Шрифт:
Интервал:
Закладка:
Легаре с изумлением наблюдал, как быстро и, главное, органично вошла его любовница в неведомую ей среду. В бутике от Шанель стояла перед зеркалом юная парижанка мадам Гайяр, придирчиво изучая, как смотрится на ее идеальной фигуре шелковый костюм цвета кофе с молоком или оранжевый блузон. Она подзывает служащую и, указывая на юбку, спрашивает: «Pour-vous le raccourcir?»[2] — и, получив неизменное «Oui madam»[3], капризно интересуется: «Peut on le fair en ma presence?»[4]

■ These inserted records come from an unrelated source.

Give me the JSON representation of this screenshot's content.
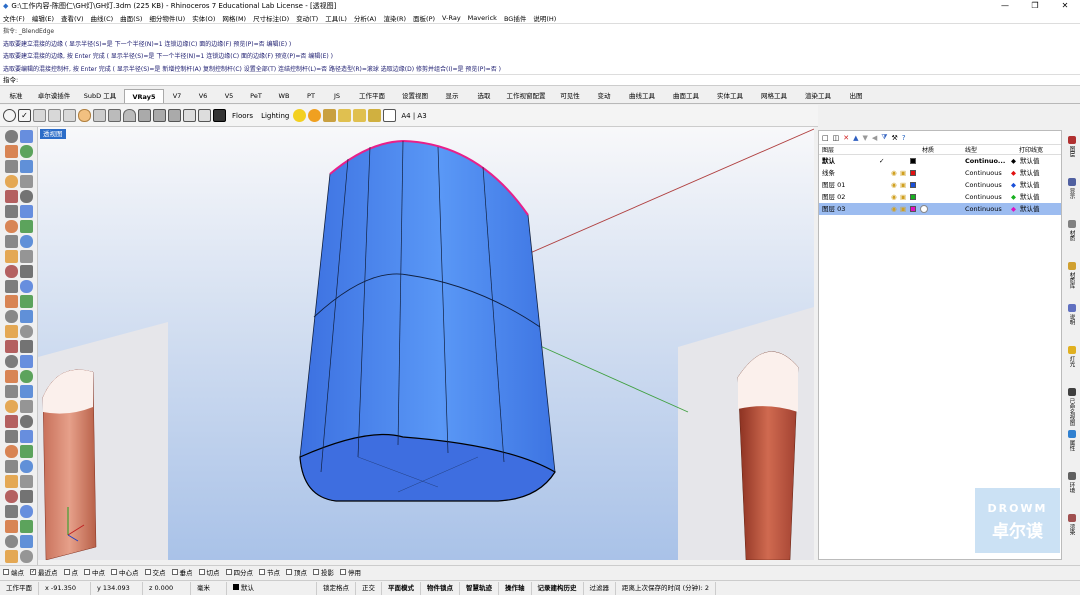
{
  "window": {
    "title": "G:\\工作内容-陈图仁\\GH灯\\GH灯.3dm (225 KB) - Rhinoceros 7 Educational Lab License - [透视图]",
    "controls": [
      "—",
      "❐",
      "✕"
    ]
  },
  "menu": [
    "文件(F)",
    "编辑(E)",
    "查看(V)",
    "曲线(C)",
    "曲面(S)",
    "细分物件(U)",
    "实体(O)",
    "网格(M)",
    "尺寸标注(D)",
    "变动(T)",
    "工具(L)",
    "分析(A)",
    "渲染(R)",
    "面板(P)",
    "V-Ray",
    "Maverick",
    "BG插件",
    "说明(H)"
  ],
  "command_history": [
    "指令: _BlendEdge",
    "选取要建立混接的边缘 ( 显示半径(S)=是  下一个半径(N)=1  连锁边缘(C)  面的边缘(F)  预览(P)=否  编辑(E) )",
    "选取要建立混接的边缘, 按 Enter 完成 ( 显示半径(S)=是  下一个半径(N)=1  连锁边缘(C)  面的边缘(F)  预览(P)=否  编辑(E) )",
    "选取要编辑的混接控制杆, 按 Enter 完成 ( 显示半径(S)=是  新增控制杆(A)  复制控制杆(C)  设置全部(T)  连结控制杆(L)=否  路径造型(R)=滚球  选取边缘(D)  修剪并组合(I)=是  预览(P)=否 )"
  ],
  "prompt": "指令:",
  "tabs": [
    "标准",
    "卓尔谟插件",
    "SubD 工具",
    "VRay5",
    "V7",
    "V6",
    "V5",
    "PeT",
    "WB",
    "PT",
    "JS",
    "工作平面",
    "设置视图",
    "显示",
    "选取",
    "工作视窗配置",
    "可见性",
    "变动",
    "曲线工具",
    "曲面工具",
    "实体工具",
    "网格工具",
    "渲染工具",
    "出图"
  ],
  "active_tab": "VRay5",
  "toolbar": {
    "floors": "Floors",
    "lighting": "Lighting",
    "page": "A4 | A3"
  },
  "viewport": {
    "label": "透视图"
  },
  "layers": {
    "headers": {
      "name": "图层",
      "material": "材质",
      "linetype": "线型",
      "print": "打印线宽"
    },
    "rows": [
      {
        "name": "默认",
        "check": "✓",
        "color": "#000000",
        "linetype": "Continuo...",
        "print": "默认值",
        "bold": true,
        "selected": false
      },
      {
        "name": "线条",
        "check": "",
        "color": "#e01010",
        "linetype": "Continuous",
        "print": "默认值",
        "bold": false,
        "selected": false
      },
      {
        "name": "图层 01",
        "check": "",
        "color": "#1a4fd8",
        "linetype": "Continuous",
        "print": "默认值",
        "bold": false,
        "selected": false
      },
      {
        "name": "图层 02",
        "check": "",
        "color": "#18b020",
        "linetype": "Continuous",
        "print": "默认值",
        "bold": false,
        "selected": false
      },
      {
        "name": "图层 03",
        "check": "",
        "color": "#e010c0",
        "linetype": "Continuous",
        "print": "默认值",
        "bold": false,
        "selected": true
      }
    ]
  },
  "right_tabs": [
    "图层",
    "显示",
    "材质",
    "材质库",
    "说明",
    "灯光",
    "已命名视图",
    "属性",
    "环境",
    "渲染"
  ],
  "osnaps": [
    {
      "label": "端点",
      "on": false
    },
    {
      "label": "最近点",
      "on": true
    },
    {
      "label": "点",
      "on": false
    },
    {
      "label": "中点",
      "on": false
    },
    {
      "label": "中心点",
      "on": false
    },
    {
      "label": "交点",
      "on": false
    },
    {
      "label": "垂点",
      "on": false
    },
    {
      "label": "切点",
      "on": false
    },
    {
      "label": "四分点",
      "on": false
    },
    {
      "label": "节点",
      "on": false
    },
    {
      "label": "顶点",
      "on": false
    },
    {
      "label": "投影",
      "on": false
    },
    {
      "label": "停用",
      "on": false
    }
  ],
  "status": {
    "cplane": "工作平面",
    "x": "x -91.350",
    "y": "y 134.093",
    "z": "z 0.000",
    "unit": "毫米",
    "layer": "默认",
    "items": [
      "锁定格点",
      "正交",
      "平面模式",
      "物件锁点",
      "智慧轨迹",
      "操作轴",
      "记录建构历史",
      "过滤器",
      "距离上次保存的时间 (分钟): 2"
    ]
  },
  "watermark": {
    "line1": "DROWM",
    "line2": "卓尔谟"
  },
  "colors": {
    "surface": "#4a86f0",
    "edge_highlight": "#e8208a",
    "selection": "#9cbcf0"
  }
}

Она принимает бокал апельсинового сока, ожидая, пока подшивают юбку, и время от времени смотрит на часы. Гали некуда спешить, но… она мадам Гайяр и… можно сказать, богата. Это желание показать свою состоятельность и право на определенный стиль поведения останется с Гали на всю жизнь. Или Бутман оказался неудачным профессором Хиггинсом, или — что вероятнее всего — человеческую природу перевоспитать сложно. Элиза Дулитл обладала внутренним аристократизмом, а Галя Брежковская — нет. Правда, на отношения с мужчинами — основным инструментом пользования Гали на жизненном пути — это никоим образом не влияло. Более того, оглядываясь по сторонам, Гали ехидно подмечала: ничто так мало не возбуждает сильный пол, как пресловутый «внутренний аристократизм». Она быстренько объяснила бы мистеру Шоу, как должна вести себя несчастная Элиза, чтобы Хиггинс уже во втором акте свалился к ее ногам!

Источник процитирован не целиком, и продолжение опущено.